Ainsi, selon HERVIEU, la France rurale d’aujourd’hui, à la fin de l’exode, se décompose en quatre types d’espaces distincts, mais tous de changement et de mobilité.

Le premier type d’espace est « le périurbain », à la périphérie presque immédiate des grandes villes, dont les taux de croissance démographique y sont les plus élevés, principalement du fait de soldes migratoires positifs : certaines classes supérieures viennent y chercher un certain agrément, tandis que les ménages plus pauvres peuvent y trouver des logements à un coût plus modéré.

Le second est « le rural en voie de périurbanisation ». Il s’agit notamment des zones sous influence de la région parisienne, jusqu’à 200 km de Paris. Ces espaces sont jeunes, actifs et dynamiques sur le plan démographique. Ils font l’objet de conflits d’usage très forts entre les populations de souches rurales et les néoruraux, les nouveaux arrivants aux modes de vie urbains. Dans certaines des communes appartenant à ces espaces, la grande majorité des élus, les représentants, est souvent issue de ces nouvelles populations. Le troisième type d’espace est le « rural intermédiaire » structuré autour de pôles urbains. Généralement, il s’agit des chefs-lieux d’arrondissement qui sont en forte croissance, au détriment des petites communes environnantes, dont la population est plus ou moins vieillissante.

1 BLOCH, M., 1964, Les caractères originaux de l’histoire rurale française. Paris, Ed. Armand Colin, 263 p.

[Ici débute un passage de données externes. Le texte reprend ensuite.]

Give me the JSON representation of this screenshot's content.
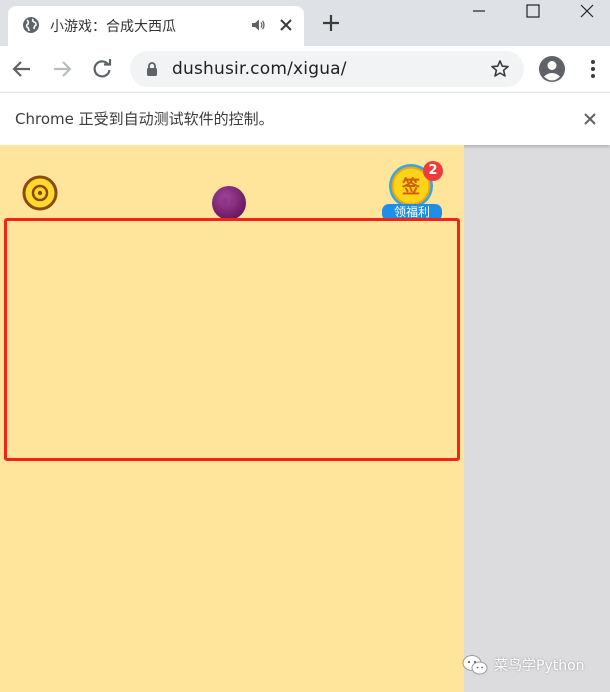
{
  "colors": {
    "tabstrip_bg": "#dee1e6",
    "game_bg": "#ffe49c",
    "highlight_border": "#f2231a",
    "fruit": "#7a1f6e",
    "welfare_label_bg": "#1e8fe6",
    "badge_bg": "#ee3b3b"
  },
  "tab": {
    "title": "小游戏：合成大西瓜",
    "favicon": "globe-icon",
    "audio_icon": "speaker-icon",
    "close_icon": "close-icon"
  },
  "window_controls": [
    "minimize-icon",
    "maximize-icon",
    "close-icon"
  ],
  "toolbar": {
    "url": "dushusir.com/xigua/",
    "icons": [
      "back-arrow-icon",
      "forward-arrow-icon",
      "reload-icon",
      "lock-icon",
      "star-icon",
      "profile-icon",
      "menu-dots-icon"
    ]
  },
  "infobar": {
    "message": "Chrome 正受到自动测试软件的控制。"
  },
  "game": {
    "welfare": {
      "char": "签",
      "badge_count": "2",
      "label": "领福利"
    }
  },
  "watermark": {
    "text": "菜鸟学Python"
  }
}
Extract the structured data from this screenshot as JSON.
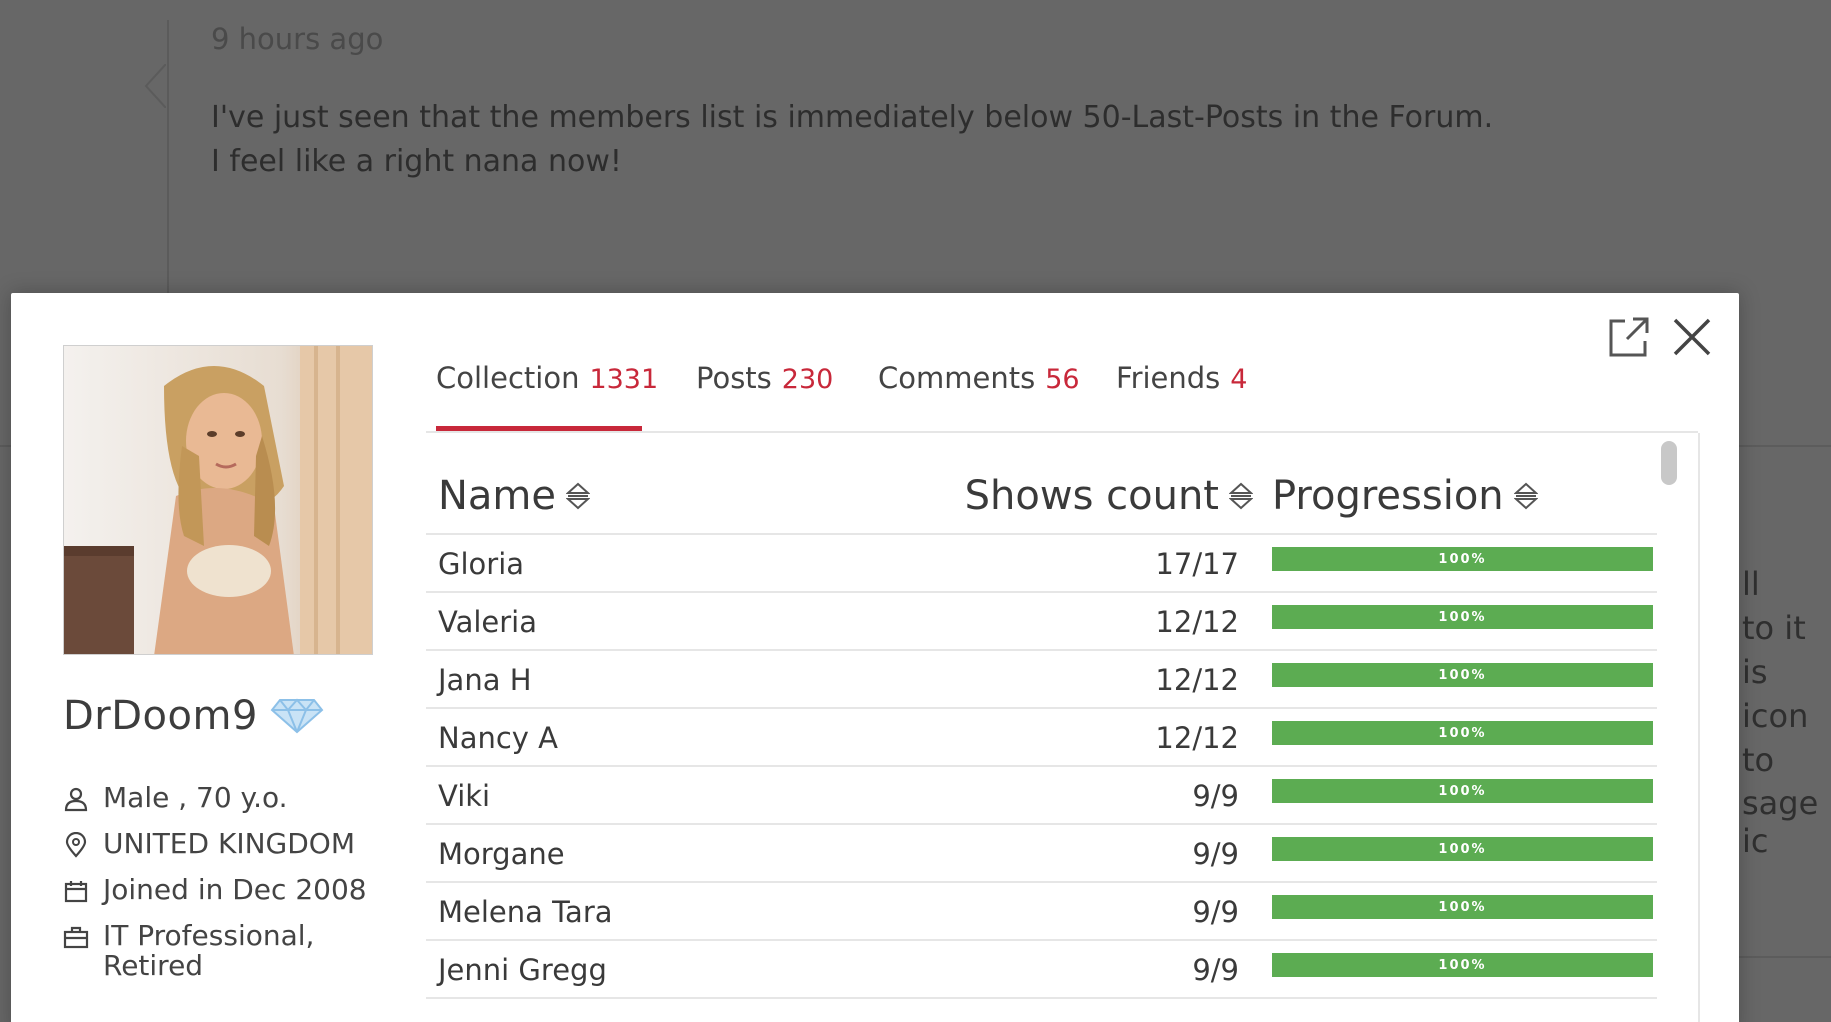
{
  "background": {
    "timestamp": "9 hours ago",
    "message": "I've just seen that the members list is immediately below 50-Last-Posts in the Forum.\nI feel like a right nana now!",
    "side_text_lines": "ll\nto it is\nicon to",
    "side_text_line2": "sage ic"
  },
  "profile": {
    "username": "DrDoom9",
    "badge_icon": "diamond-icon",
    "gender_age": "Male , 70 y.o.",
    "country": "UNITED KINGDOM",
    "joined": "Joined in Dec 2008",
    "occupation": "IT Professional,\nRetired"
  },
  "tabs": [
    {
      "label": "Collection",
      "count": "1331",
      "active": true
    },
    {
      "label": "Posts",
      "count": "230",
      "active": false
    },
    {
      "label": "Comments",
      "count": "56",
      "active": false
    },
    {
      "label": "Friends",
      "count": "4",
      "active": false
    }
  ],
  "table": {
    "headers": {
      "name": "Name",
      "shows": "Shows count",
      "progression": "Progression"
    },
    "rows": [
      {
        "name": "Gloria",
        "shows": "17/17",
        "progress_label": "100%",
        "progress": 1.0
      },
      {
        "name": "Valeria",
        "shows": "12/12",
        "progress_label": "100%",
        "progress": 1.0
      },
      {
        "name": "Jana H",
        "shows": "12/12",
        "progress_label": "100%",
        "progress": 1.0
      },
      {
        "name": "Nancy A",
        "shows": "12/12",
        "progress_label": "100%",
        "progress": 1.0
      },
      {
        "name": "Viki",
        "shows": "9/9",
        "progress_label": "100%",
        "progress": 1.0
      },
      {
        "name": "Morgane",
        "shows": "9/9",
        "progress_label": "100%",
        "progress": 1.0
      },
      {
        "name": "Melena Tara",
        "shows": "9/9",
        "progress_label": "100%",
        "progress": 1.0
      },
      {
        "name": "Jenni Gregg",
        "shows": "9/9",
        "progress_label": "100%",
        "progress": 1.0
      }
    ]
  },
  "colors": {
    "accent": "#c8283a",
    "progress": "#5cac52",
    "overlay": "#676767"
  }
}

Le quatrième est « l’espace rural compris dans la diagonale aride », de la plaine de la Meuse jusqu’aux Pyrénées centrales. Selon HERVIEU (2006)1, à l’exception de la région Champagne-Ardenne, l’exode a là aussi cessé, mais ce tarissement est en partie dû au vieillissement de la population (Massif Central). Il est à noter que pour les trois premiers espaces, la fonction résidentielle est dominante. De plus, par l’emploi du terme « espace », il faut entendre celui de « territoire », car HERVIEU décrit des espaces organisés construits par une société et dont la construction contribue à donner du sens, à donner des orientations à cette société.

Outre les changements et évolutions dans le rural français, le point de départ de ces deux théories est une réponse à l’inquiétude face à une désertification de certains territoires ruraux. Schématiquement, on peut dire que le syndrome de la « fin des terroirs » engendre deux types de réaction extrêmes. La première est celle du repli sur soi, de l’autonomisme à l’affirmation identitaire, c’est ce que des sociologues ont baptisé de « la surchauffe aux racines » (DUVIGNEAU, 2002)2. La seconde est celle de la vision « tout économie » ralliant les nouveaux conquérants, managers.